Sette canzoni nuove aggiunte a settantasette canzoni del passato che raccontano una carriera musicale lunga trent’anni. Questo è “77+7” il nuovo sontuoso album di Ligabue. In realtà gli album licenziati sono due: chi volesse ascoltare solo gli inediti li troverà, infatti, tutti racchiusi in un cd unico intitolato semplicemente “7”.
Ed è di questo secondo disco che intendiamo parlare. Ligabue, sia detto subito, appare in stato di grazia. I pezzi sono tutti buoni e nel mazzo spuntano (forse, ma sarà il tempo e il riascolto a dirlo) anche un paio di capolavori.
Certo, la formula è sempre la stessa: pezzi rock mid-tempo e ballate, testi diretti e parole della vita di tutti i giorni.
Eppure ogni pezzo ha il suo perché. Non ci sono riempitivi. Del resto si tratta – per i magniloquenti standard produttivi attuali – di un mini-album.
L’impressione è che il cantante di Correggio abbia pubblicato davvero le cose migliori scritte di recente.
Il disco si apre con il pezzo che ha fatto da apripista al progetto ed è stato già lungamente ascoltato in radio e sulle piattaforme: “La ragazza dei tuoi sogni”. Si tratta di una classica ballata acustica alla Liga con qualche sventagliata di chitarra elettrica e una buona melodia. Il racconto ha a che fare con l’amore e con le sue difficoltà. La canzone, pur bella, è a conti fatti la meno interessante del mazzo.

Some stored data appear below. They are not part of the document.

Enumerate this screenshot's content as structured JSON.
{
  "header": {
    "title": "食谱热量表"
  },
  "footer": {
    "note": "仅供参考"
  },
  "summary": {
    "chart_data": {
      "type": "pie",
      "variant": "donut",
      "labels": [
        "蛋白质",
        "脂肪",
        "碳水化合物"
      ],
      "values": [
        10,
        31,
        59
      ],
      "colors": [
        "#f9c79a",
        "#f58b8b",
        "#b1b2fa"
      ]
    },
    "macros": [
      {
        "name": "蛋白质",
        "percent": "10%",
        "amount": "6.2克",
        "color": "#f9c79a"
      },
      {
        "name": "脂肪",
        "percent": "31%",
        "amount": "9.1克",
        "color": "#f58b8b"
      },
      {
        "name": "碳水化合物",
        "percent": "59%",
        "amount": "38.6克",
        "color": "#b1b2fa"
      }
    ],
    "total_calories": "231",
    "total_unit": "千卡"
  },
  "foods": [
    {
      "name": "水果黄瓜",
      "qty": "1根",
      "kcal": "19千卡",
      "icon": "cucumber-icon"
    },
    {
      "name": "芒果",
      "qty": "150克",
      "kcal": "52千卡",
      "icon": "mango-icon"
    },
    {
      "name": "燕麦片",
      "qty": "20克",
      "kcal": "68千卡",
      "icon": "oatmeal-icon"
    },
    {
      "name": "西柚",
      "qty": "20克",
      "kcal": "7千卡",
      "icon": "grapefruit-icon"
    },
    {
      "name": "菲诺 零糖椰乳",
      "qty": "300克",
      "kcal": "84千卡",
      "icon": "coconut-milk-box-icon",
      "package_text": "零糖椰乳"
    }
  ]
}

“Mi ci pulisco il cuore” è invece notevole. La miscela tra acustico ed elettrico è perfetta e Ligabue, ancora alle prese con l’amore, torna a descriverlo da par suo, con felici invenzioni letterarie e intuizioni poetiche. Il ritornello ne fa un potenziale anthem per le esibizioni dal vivo.
La terza traccia, “Si dice che”, naviga dalle parti del capolavoro. Ipnotica, elettrica, potente, con un testo originalissimo e riuscito, pieno di trovate. Dal vivo farà sfracelli. Ma quello che colpisce della canzone è anche la prova vocale di Ligabue, raramente così limpida e sicura. Il pezzo, uno dei più lunghi della raccolta, finisce con una divertente coda low-hifi.

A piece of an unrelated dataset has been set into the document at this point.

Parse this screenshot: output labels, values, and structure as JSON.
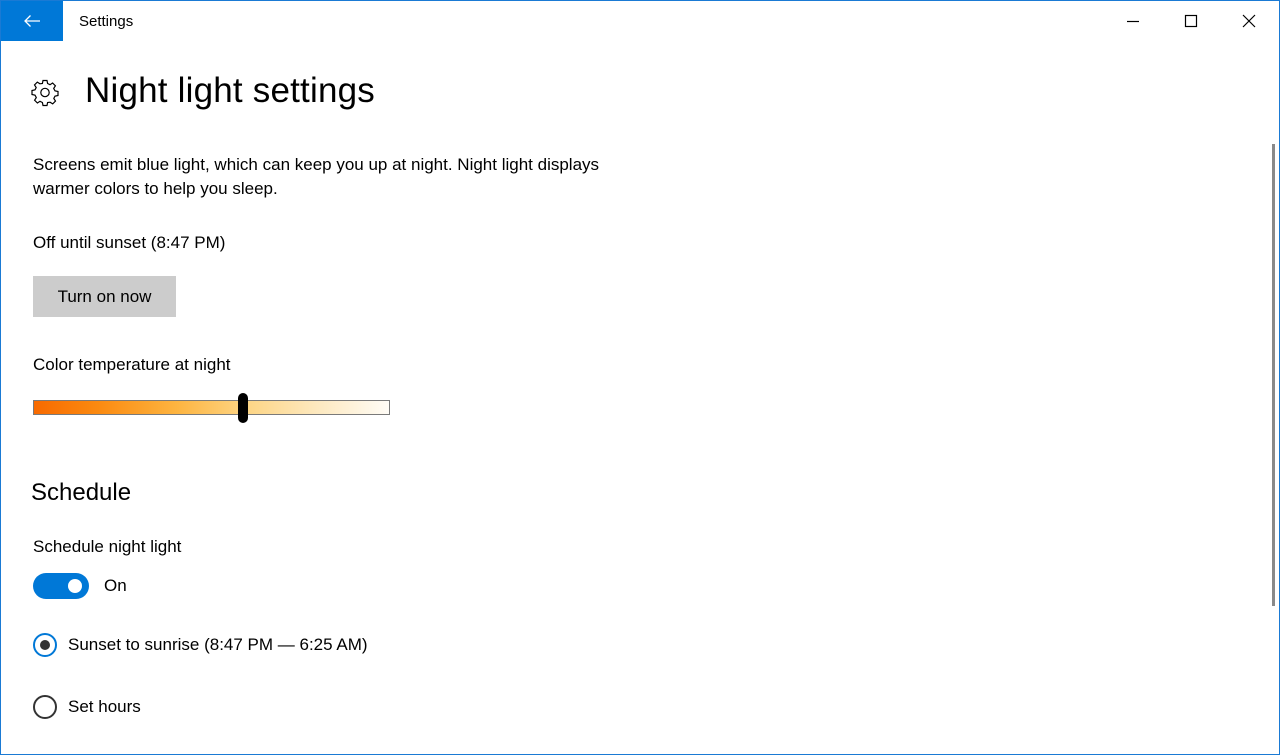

Ma le perle della piccola raccolta non sono finite. “Un minuto fa” è una di quelle ballate che Ligabue scrive come pochi altri. Introspettiva, vacillante, indeterminata nel racconto ma capace di tramettere sensazioni positive. Una canzone quasi omeopatica con un ritornello che si appiccica alle orecchie e alcune soluzioni strumentali di rock vintage davvero deliziose.
Il pezzo più potentemente rock del disco, ma con qualche sfumatura funky, è “Essere umano”, pieno di echi del Ligabue d’antan. Una canzone costruita per i live, da ballare dalla prima all’ultima nota. Il gioco sulla parola “essere” – che diventa ora verbo e ora sostantivo – fa parte delle belle invenzioni che Ligabue inserisce nei suoi testi.
Un tuffo negli anni Settanta è rappresentato da “Oggi ho perso le chiavi di casa”.
Una cosa da cantautore di razza. Autobiografica e impietosa. L’interpretazione del Liga è convincente, come gli accade sempre quando canta le sue cose migliori. Una ballata scritta in modo impeccabile che si fa riascoltare con piacere. Deliziosa e piena di echi antichi la lunga (quasi) coda strumentale che ci riporta ai fasti di “Buonanotte all’Italia”.
La raccolta si chiude con “Volente e nolente” cantata con Elisa. Il duetto funziona alla grande. La canzone è bella. La voce ruvida e bassa del Liga dialoga con quella, di cristallina bellezza, di Elisa, e il capolavoro è di nuovo dietro l’angolo. Il testo – che prende le mosse, come capita spesso a Ligabue – da un modo di dire, è una delle cose più belle scritte dall’artista di Correggio da molti anni a questa parte.
Chi rimprovera a Ligabue la mancanza di fantasia dovrebbe tornare a scuola, sedersi sul primo banco e ascoltare questo lavoro. Dall’inizio alla fine.